My first instinct was still him, always him.

Then the piece began to play over the speakers and for a moment I thought I was dreaming, lost in some bizarre nightmare where reality had twisted into something unrecognizable.

I had to be imagining this as the sound filled the room, bouncing off walls and ceilings, sinking into my skin like accusations.

It wasn’t Malik’s music, it was mine. But not my hands, not my piano, not the way I had played it in our late-night practice sessions when everyone else had gone home.

A saxophone carried the melody that had lived in my head for months, the rising ache of it, the careful build, the swell I had written in the quiet hours when my parents thought I was asleep, when the house was dark, and I could finally be honest with the keys.

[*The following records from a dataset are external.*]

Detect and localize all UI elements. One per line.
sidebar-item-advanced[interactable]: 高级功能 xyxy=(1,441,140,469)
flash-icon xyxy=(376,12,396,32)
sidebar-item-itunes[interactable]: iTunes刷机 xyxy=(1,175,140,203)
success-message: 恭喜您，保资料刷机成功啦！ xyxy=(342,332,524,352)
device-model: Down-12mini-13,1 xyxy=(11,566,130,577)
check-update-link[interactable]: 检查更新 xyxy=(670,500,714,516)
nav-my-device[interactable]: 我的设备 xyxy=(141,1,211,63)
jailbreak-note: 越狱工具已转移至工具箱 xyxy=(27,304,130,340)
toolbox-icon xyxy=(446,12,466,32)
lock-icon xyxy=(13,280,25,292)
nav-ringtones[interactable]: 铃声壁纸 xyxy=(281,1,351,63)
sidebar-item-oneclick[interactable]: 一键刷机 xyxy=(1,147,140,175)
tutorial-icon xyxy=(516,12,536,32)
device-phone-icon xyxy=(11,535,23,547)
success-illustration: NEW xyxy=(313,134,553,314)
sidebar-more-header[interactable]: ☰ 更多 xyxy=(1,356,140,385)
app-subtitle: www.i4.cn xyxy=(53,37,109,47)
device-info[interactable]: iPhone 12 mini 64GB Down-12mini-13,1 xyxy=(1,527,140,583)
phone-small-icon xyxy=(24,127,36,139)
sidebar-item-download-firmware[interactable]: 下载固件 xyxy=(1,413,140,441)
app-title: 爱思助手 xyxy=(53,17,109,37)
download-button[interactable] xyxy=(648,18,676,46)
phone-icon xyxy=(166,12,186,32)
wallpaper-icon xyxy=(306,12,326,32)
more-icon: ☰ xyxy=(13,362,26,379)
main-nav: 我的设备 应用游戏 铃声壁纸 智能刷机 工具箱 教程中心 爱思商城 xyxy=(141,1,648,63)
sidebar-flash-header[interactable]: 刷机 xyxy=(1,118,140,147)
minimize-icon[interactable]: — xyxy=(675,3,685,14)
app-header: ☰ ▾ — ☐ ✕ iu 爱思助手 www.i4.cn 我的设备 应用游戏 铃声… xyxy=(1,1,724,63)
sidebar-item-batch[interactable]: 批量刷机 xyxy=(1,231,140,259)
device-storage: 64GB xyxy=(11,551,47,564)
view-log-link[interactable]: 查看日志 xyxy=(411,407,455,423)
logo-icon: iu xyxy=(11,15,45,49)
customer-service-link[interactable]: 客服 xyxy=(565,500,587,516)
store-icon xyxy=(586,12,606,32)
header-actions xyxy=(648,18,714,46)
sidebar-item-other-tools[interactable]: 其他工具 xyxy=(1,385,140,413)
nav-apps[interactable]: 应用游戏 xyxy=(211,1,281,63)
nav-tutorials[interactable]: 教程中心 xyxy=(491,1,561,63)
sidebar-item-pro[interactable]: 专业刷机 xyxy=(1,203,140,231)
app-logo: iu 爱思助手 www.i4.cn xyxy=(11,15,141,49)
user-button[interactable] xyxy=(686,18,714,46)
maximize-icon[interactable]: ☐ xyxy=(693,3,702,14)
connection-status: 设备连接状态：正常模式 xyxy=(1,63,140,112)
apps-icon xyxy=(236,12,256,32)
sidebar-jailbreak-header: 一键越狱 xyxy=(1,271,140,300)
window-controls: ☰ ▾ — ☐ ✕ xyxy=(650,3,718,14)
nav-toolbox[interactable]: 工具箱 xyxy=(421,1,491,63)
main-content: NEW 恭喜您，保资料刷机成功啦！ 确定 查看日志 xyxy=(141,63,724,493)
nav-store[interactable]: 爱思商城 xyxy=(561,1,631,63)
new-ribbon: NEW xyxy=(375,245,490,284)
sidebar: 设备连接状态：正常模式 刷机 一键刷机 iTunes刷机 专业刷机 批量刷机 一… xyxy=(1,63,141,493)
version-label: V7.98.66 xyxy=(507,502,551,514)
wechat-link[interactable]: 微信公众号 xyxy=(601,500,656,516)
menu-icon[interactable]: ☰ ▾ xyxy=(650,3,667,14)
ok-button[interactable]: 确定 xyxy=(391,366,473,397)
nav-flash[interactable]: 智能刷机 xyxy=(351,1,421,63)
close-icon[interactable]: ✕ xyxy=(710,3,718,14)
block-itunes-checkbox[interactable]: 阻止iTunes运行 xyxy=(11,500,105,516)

The same progression that had taken me weeks to perfect.

The same emotional turn that had felt like opening a vein.

The same breath of longing tucked inside a chord change like a confession, like a secret I hadn’t even told myself yet.

Except it wasn’t on piano. No. . .it was a sax.

It was Malik’s sax, his breath, his fingers, his interpretation of something he hadn’t created.

My body went cold, a chill spreading from my core outward until my fingertips felt numb. Shock. Disbelief. The kind of betrayal that freezes you before it burns.

My smile didn’t fall at first. It stayed there, fixed in place like rigor mortis, because I didn’t yet understand what I was hearing.

I didn’t yet understand how the world could tilt so violently off its axis without anyone noticing, how everything could change while appearing exactly the same from the outside.